Repeated boasts by publishers and buyers about the vitality of magazines targeting the Hispanic audience proved prescient, as these titles outpaced most other mag niches in 2003. Three of the category's biggest publications posted double-digit gains in both ad pages and revenue over 2002 levels: People En Español (up 15.3 percent in pages, to 772, and 19.7 percent in revenue, to $29.3 million), Latina (29.8 percent, to 883/51.2 percent, to $17.5 million), RD Selecciones (24.8 percent, to 482/49.0 percent, to $12.2 million).

Indeed, preliminary estimates compiled by Media Economics Group's HispanicMagazineMonitor service show nearly $146 million in ad spending and 11,230 ad pages in the 58 Hispanic-focused titles it monitored in 2003. HMM also noted that Procter & Gamble spent the most money advertising in Hispanic magazines last year: $11,188,958 to advertise 45 brands in 25 publications.

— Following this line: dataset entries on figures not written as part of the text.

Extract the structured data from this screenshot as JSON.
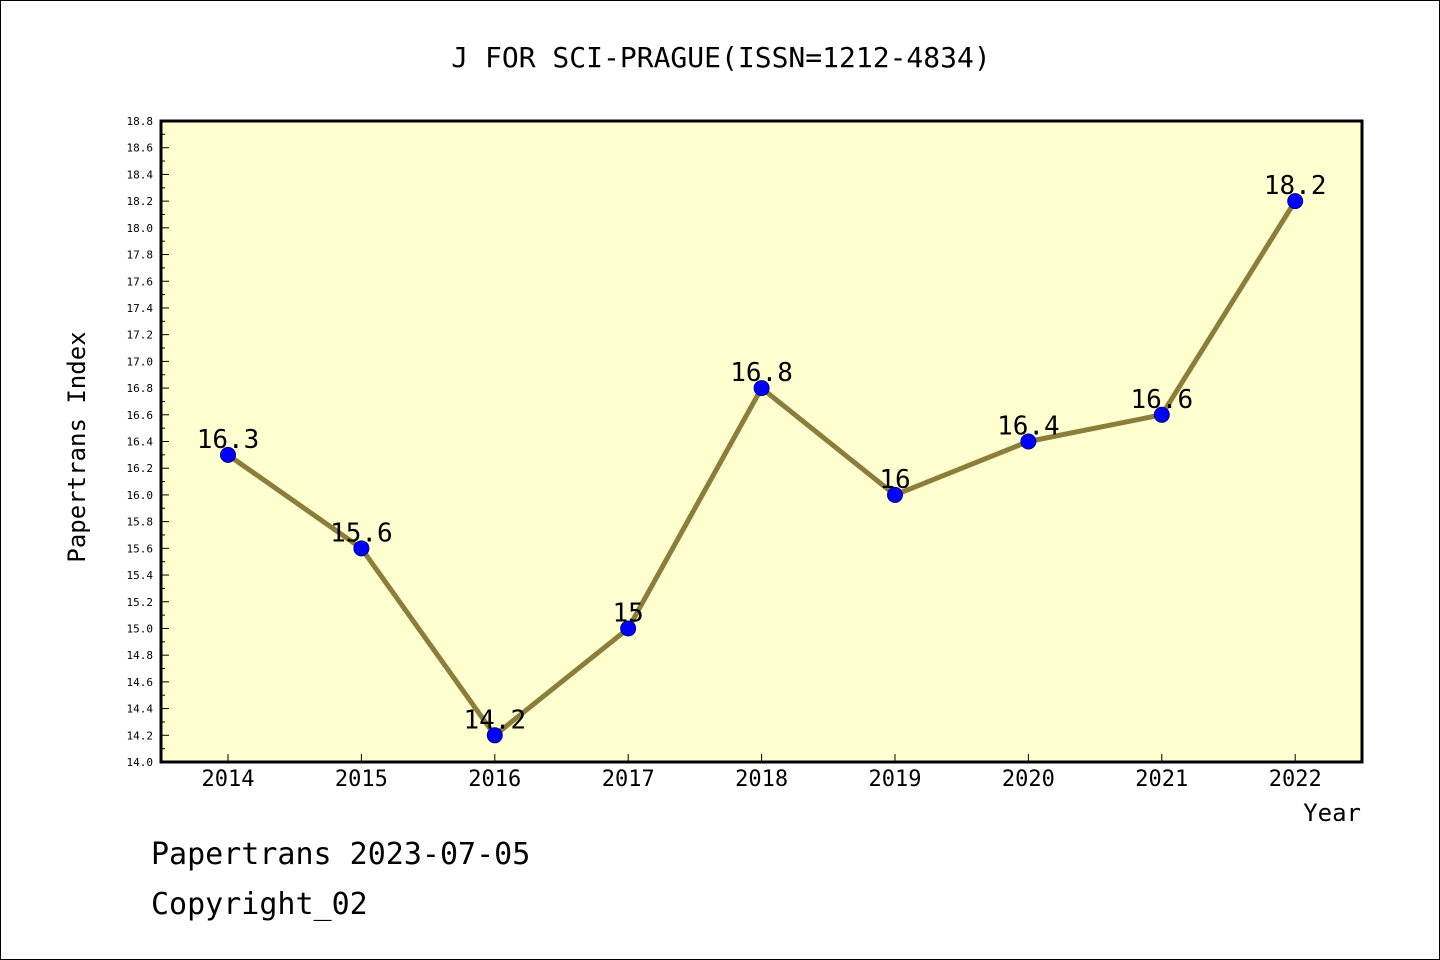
{
  "chart_data": {
    "type": "line",
    "title": "J FOR SCI-PRAGUE(ISSN=1212-4834)",
    "xlabel": "Year",
    "ylabel": "Papertrans Index",
    "categories": [
      "2014",
      "2015",
      "2016",
      "2017",
      "2018",
      "2019",
      "2020",
      "2021",
      "2022"
    ],
    "values": [
      16.3,
      15.6,
      14.2,
      15.0,
      16.8,
      16.0,
      16.4,
      16.6,
      18.2
    ],
    "data_labels": [
      "16.3",
      "15.6",
      "14.2",
      "15",
      "16.8",
      "16",
      "16.4",
      "16.6",
      "18.2"
    ],
    "ylim": [
      14.0,
      18.8
    ],
    "yticks": [
      "14.0",
      "14.2",
      "14.4",
      "14.6",
      "14.8",
      "15.0",
      "15.2",
      "15.4",
      "15.6",
      "15.8",
      "16.0",
      "16.2",
      "16.4",
      "16.6",
      "16.8",
      "17.0",
      "17.2",
      "17.4",
      "17.6",
      "17.8",
      "18.0",
      "18.2",
      "18.4",
      "18.6",
      "18.8"
    ],
    "grid": false,
    "colors": {
      "plot_background": "#ffffd0",
      "line": "#8b7d3a",
      "marker": "#0000ff"
    }
  },
  "footer": {
    "line1": "Papertrans 2023-07-05",
    "line2": "Copyright_02"
  }
}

The release of the PIB data was stalled by a change in the way three Advance Magazine Group divisions (Condé Nast Publications, Fairchild Publications, and Golf Digest Companies) report their ad revenues. In 2003, those divisions started to report ad revenue on a national page rate basis, as opposed to a category rate basis. To ensure accurate year-by-year comparisons, their 2002 and first-quarter 2003 ad revenue figures were adjusted. Dom Rossi, PIB council chair and Reader's Digest Association vice president/executive director of corporate sales, said the adjustments were made to "protect the consistency" of the numbers.